Ninja e Samurai. Magia ed estetica

11/03/2018

 

Dopo Bushi: Ninja e Samurai – La Magia e l’Estetica del Guerriero Giapponese dal Manga, alle Guerre Stellari (15 aprile 12 giugno 2016), l'Associazione Culturale Yoshin Ryu, da anni promotrice nella organizzazione di eventi atti a divulgare la tradizione nipponica sia attraverso l'arte e la storia, come pure negli aspetti più commerciali e Pop, e il Museo d’Arte Orientale (MAO) di Torino propongono la curiosa e particolare mostra: NINJA E SAMURAI. Magia ed estetica. BUSHI parte seconda, che resterà aperta sino al 2 aprile 2018.

Gran parte di noi li ha conosciuti nei fumetti, nei cartoni animati e nei film, sono i leggendari guerrieri giapponesi, che si dividono, mettendola in modo un po' semplicistico, in due classi militari: i samurai e i ninja. Con questa mostra ci si addentra nella loro storia, ma anche nel mistero che circonda la loro mitizzazione. Personaggi ispiratori sia dei cosiddetti film “di cappa e spada” nipponici, si direbbe in Europa, quei Jidaigeki (時代劇) del sottogenere chanbara, che di pellicole occidentali, perlopiù tendenti a una poco meditata esaltazione dei samurai, un caso eclatante è il film di Edward Zwick: L'ultimo samurai (“The Last Samurai”, 2003).

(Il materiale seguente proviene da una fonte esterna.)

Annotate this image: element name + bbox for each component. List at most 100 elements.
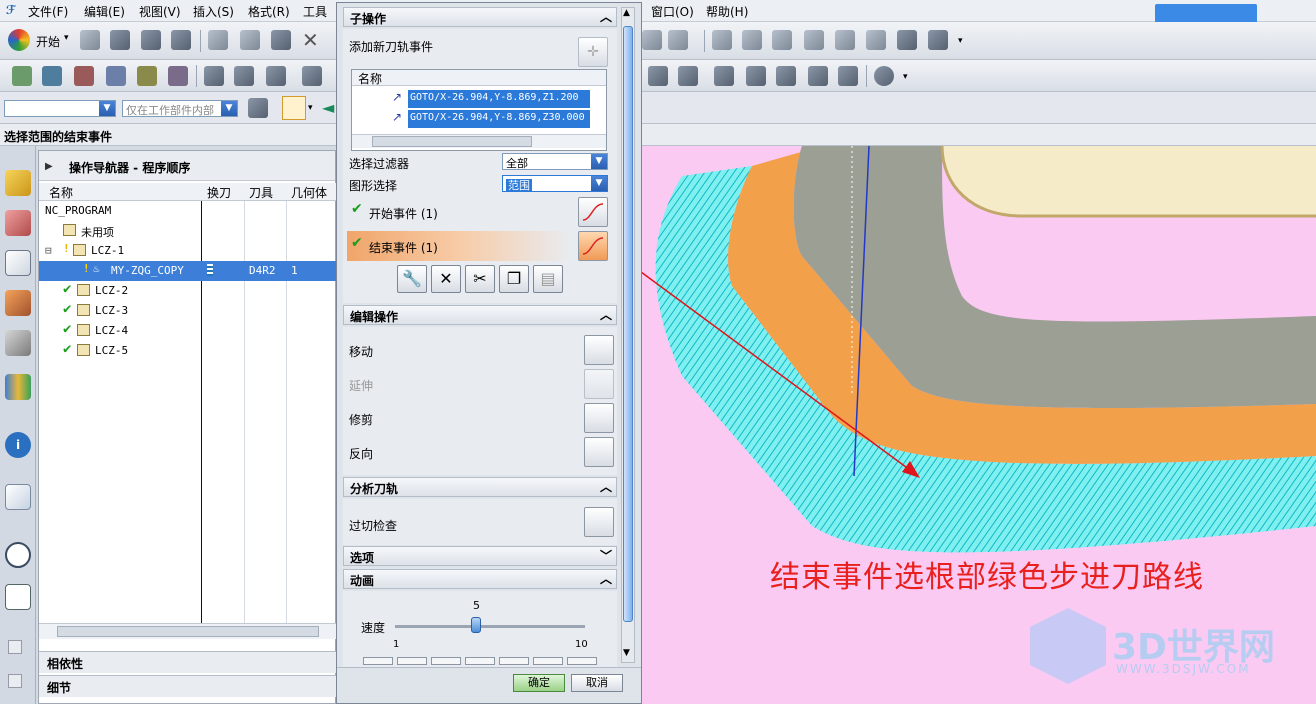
paste-icon[interactable]: ▤	[533, 265, 563, 293]
scroll-up-button[interactable]	[8, 640, 22, 654]
tree-row[interactable]: ✔ LCZ-5	[39, 341, 337, 361]
delete-icon[interactable]: ✕	[302, 28, 319, 52]
collapse-up-icon[interactable]: ︿	[600, 8, 612, 25]
tree-row[interactable]: ✔ LCZ-2	[39, 281, 337, 301]
ok-button[interactable]: 确定	[513, 674, 565, 692]
dependencies-panel[interactable]: 相依性	[39, 651, 337, 673]
selection-options-icon[interactable]	[248, 98, 268, 118]
delete-icon[interactable]: ✕	[431, 265, 461, 293]
toolpath-icon[interactable]	[776, 66, 796, 86]
playback-button[interactable]	[431, 657, 461, 665]
start-event-select-button[interactable]	[578, 197, 608, 227]
line-icon[interactable]	[712, 30, 732, 50]
arrow-left-icon[interactable]: ◄	[322, 98, 334, 117]
cut-icon[interactable]: ✂	[465, 265, 495, 293]
speed-slider-thumb[interactable]	[471, 617, 481, 633]
spline-icon[interactable]	[772, 30, 792, 50]
scroll-down-button[interactable]	[8, 674, 22, 688]
menu-edit[interactable]: 编辑(E)	[84, 3, 125, 20]
constraint-navigator-icon[interactable]	[5, 210, 31, 236]
section-edit-operations[interactable]: 编辑操作 ︿	[343, 305, 617, 325]
info-icon[interactable]: i	[5, 432, 31, 458]
tree-row[interactable]: ⊟ ! LCZ-1	[39, 241, 337, 261]
menu-tools[interactable]: 工具	[303, 3, 327, 20]
tree-row[interactable]: NC_PROGRAM	[39, 201, 337, 221]
scroll-up-arrow-icon[interactable]: ▲	[623, 8, 630, 18]
machine-tool-navigator-icon[interactable]	[5, 290, 31, 316]
section-animation[interactable]: 动画 ︿	[343, 569, 617, 589]
arc-icon[interactable]	[742, 30, 762, 50]
save-icon[interactable]	[141, 30, 161, 50]
print-icon[interactable]	[171, 30, 191, 50]
toolpath-icon[interactable]	[838, 66, 858, 86]
chevron-down-icon[interactable]: ▾	[903, 72, 908, 82]
chevron-down-icon[interactable]: ▾	[64, 33, 69, 43]
menu-file[interactable]: 文件(F)	[28, 3, 68, 20]
type-filter-combo[interactable]: ▼	[4, 100, 116, 117]
open-file-icon[interactable]	[110, 30, 130, 50]
chevron-down-icon[interactable]: ▾	[308, 103, 313, 113]
playback-button[interactable]	[465, 657, 495, 665]
scroll-down-arrow-icon[interactable]: ▼	[623, 648, 630, 658]
section-sub-operations[interactable]: 子操作 ︿	[343, 7, 617, 27]
section-options[interactable]: 选项 ﹀	[343, 546, 617, 566]
playback-button[interactable]	[533, 657, 563, 665]
copy-icon[interactable]: ❐	[499, 265, 529, 293]
section-analyze-toolpath[interactable]: 分析刀轨 ︿	[343, 477, 617, 497]
playback-button[interactable]	[567, 657, 597, 665]
offset-curve-icon[interactable]	[835, 30, 855, 50]
column-geometry[interactable]: 几何体	[291, 184, 327, 201]
wrench-icon[interactable]: 🔧	[397, 265, 427, 293]
collapse-up-icon[interactable]: ︿	[600, 478, 612, 495]
scrollbar-thumb[interactable]	[623, 26, 633, 622]
extrude-icon[interactable]	[897, 30, 917, 50]
part-navigator-icon[interactable]	[5, 330, 31, 356]
curve-tool-icon[interactable]	[642, 30, 662, 50]
collapse-up-icon[interactable]: ︿	[600, 306, 612, 323]
column-tool[interactable]: 刀具	[249, 184, 273, 201]
toolpath-icon[interactable]	[302, 66, 322, 86]
roles-list-icon[interactable]	[5, 584, 31, 610]
toolpath-icon[interactable]	[204, 66, 224, 86]
expand-down-icon[interactable]: ﹀	[600, 547, 612, 564]
tree-row[interactable]: ✔ LCZ-3	[39, 301, 337, 321]
web-browser-icon[interactable]	[5, 484, 31, 510]
horizontal-scrollbar[interactable]	[39, 623, 337, 639]
operation-icon[interactable]	[168, 66, 188, 86]
event-list[interactable]: 名称 GOTO/X-26.904,Y-8.869,Z1.200 GOTO/X-2…	[351, 69, 607, 151]
toolpath-icon[interactable]	[678, 66, 698, 86]
add-event-button[interactable]: ✛	[578, 37, 608, 67]
start-menu-label[interactable]: 开始	[36, 33, 60, 50]
column-tool-change[interactable]: 换刀	[207, 184, 231, 201]
event-item-selected[interactable]: GOTO/X-26.904,Y-8.869,Z1.200	[408, 90, 590, 108]
toolpath-icon[interactable]	[714, 66, 734, 86]
tree-row[interactable]: ✔ LCZ-4	[39, 321, 337, 341]
scrollbar-thumb[interactable]	[372, 136, 532, 147]
menu-window[interactable]: 窗口(O)	[651, 3, 694, 20]
collapse-up-icon[interactable]: ︿	[600, 570, 612, 587]
chevron-down-icon[interactable]: ▾	[958, 36, 963, 46]
toolpath-icon[interactable]	[808, 66, 828, 86]
operation-icon[interactable]	[42, 66, 62, 86]
new-file-icon[interactable]	[80, 30, 100, 50]
toolpath-icon[interactable]	[266, 66, 286, 86]
assembly-navigator-icon[interactable]	[5, 170, 31, 196]
solid-icon[interactable]	[928, 30, 948, 50]
start-icon[interactable]	[8, 29, 30, 51]
sketch-icon[interactable]	[804, 30, 824, 50]
event-list-scrollbar[interactable]	[352, 134, 606, 148]
menu-insert[interactable]: 插入(S)	[193, 3, 234, 20]
operation-icon[interactable]	[12, 66, 32, 86]
reverse-button[interactable]	[584, 437, 614, 467]
filter-select[interactable]: 全部 ▼	[502, 153, 608, 170]
move-button[interactable]	[584, 335, 614, 365]
trim-button[interactable]	[584, 403, 614, 433]
collapse-icon[interactable]: ⊟	[45, 244, 52, 257]
playback-button[interactable]	[397, 657, 427, 665]
menu-help[interactable]: 帮助(H)	[706, 3, 748, 20]
paste-icon[interactable]	[271, 30, 291, 50]
playback-button[interactable]	[363, 657, 393, 665]
gear-icon[interactable]	[874, 66, 894, 86]
end-event-select-button[interactable]	[578, 231, 608, 261]
operation-icon[interactable]	[106, 66, 126, 86]
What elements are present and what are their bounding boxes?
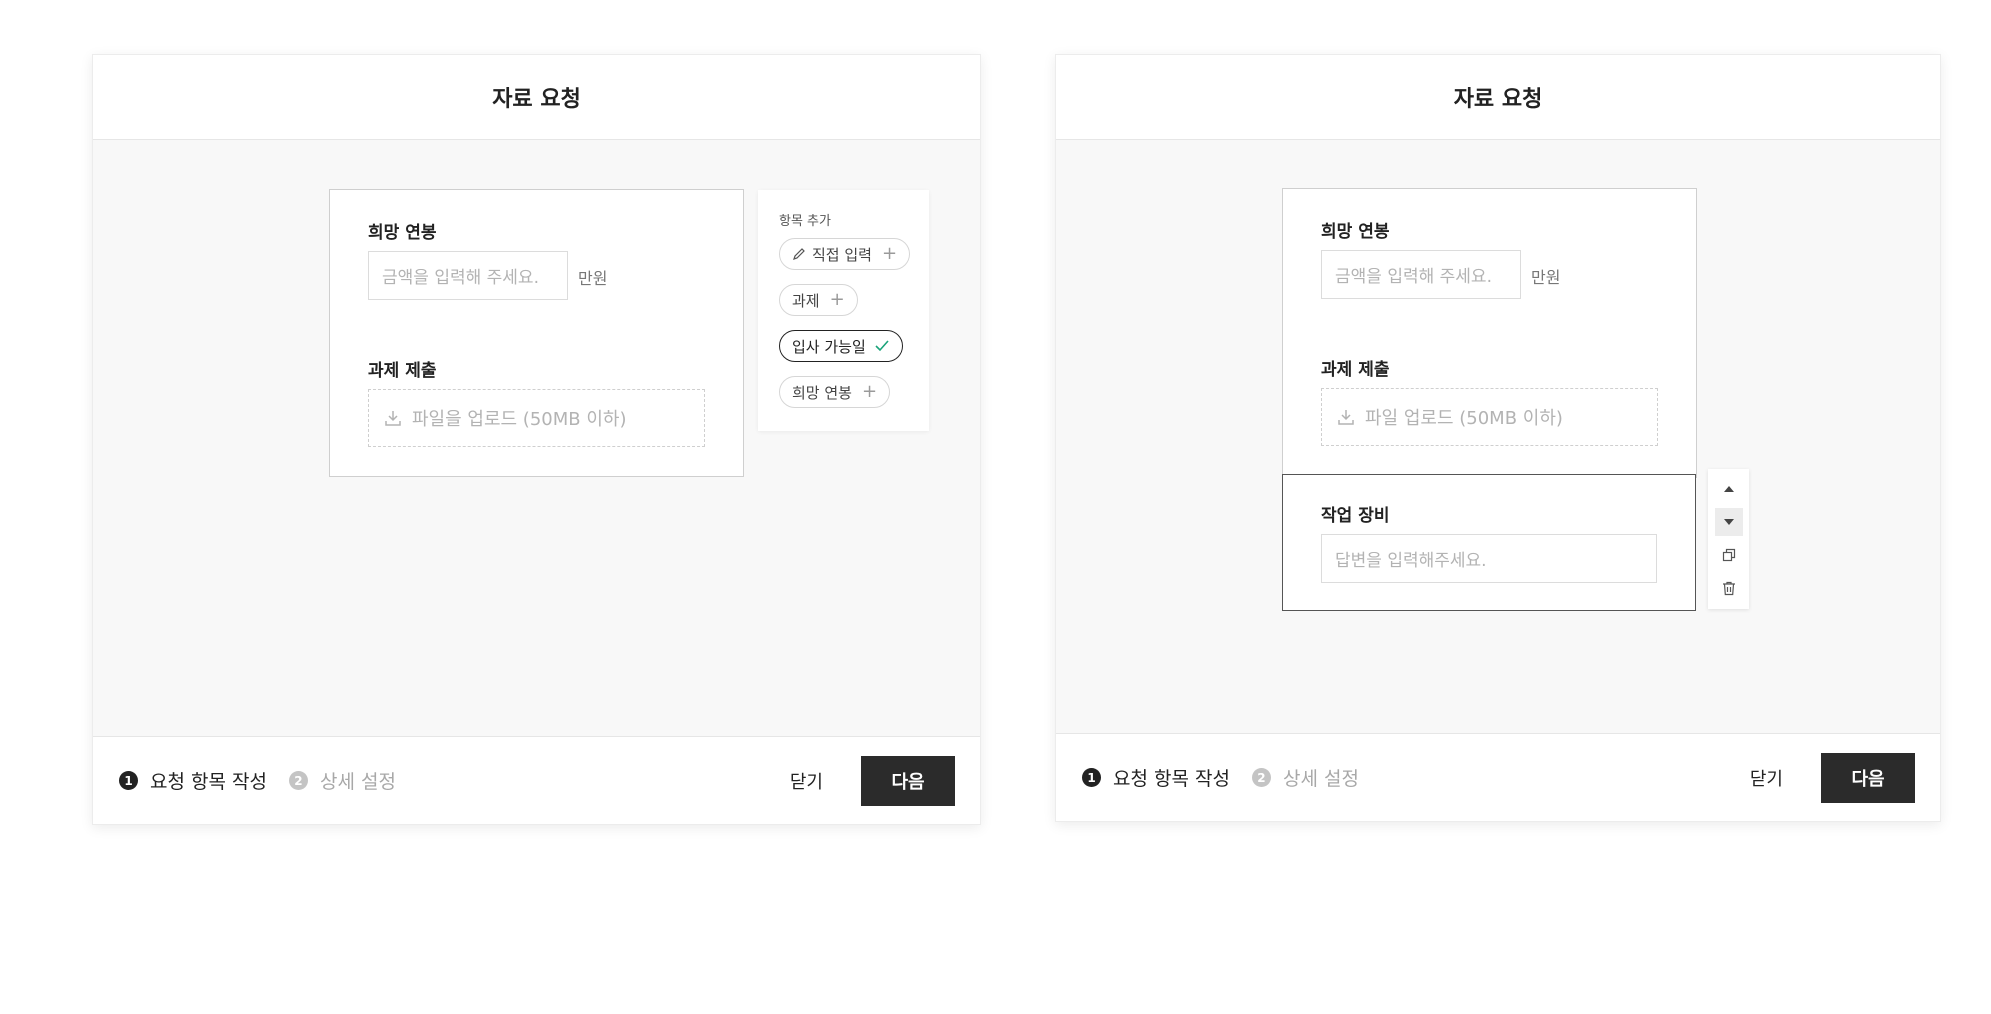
footer-actions: 닫기 다음 xyxy=(790,737,955,824)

Una opportunità per sapere meglio

Visitando la esposizione in corso al MAO, oltre a potere ammirare la sua ricca collezione permanente, la quale, vale la pena ricordarlo, vanta il più importante statuario buddhista d'Europa, il cui pezzo forte è un monumentale Kongō rikishi (230,5 cm, Periodo Kamakura, seconda metà XIII sec., legno dipinto), si ci confronta con quegli oggetti utilizzati da ninja e samurai, che non raccontano affatto una storia “fiabesca”, visto che lasciano quasi perplessi la ingegnosità e perfezione di quelli che altro sono che strumenti di morte e tortura.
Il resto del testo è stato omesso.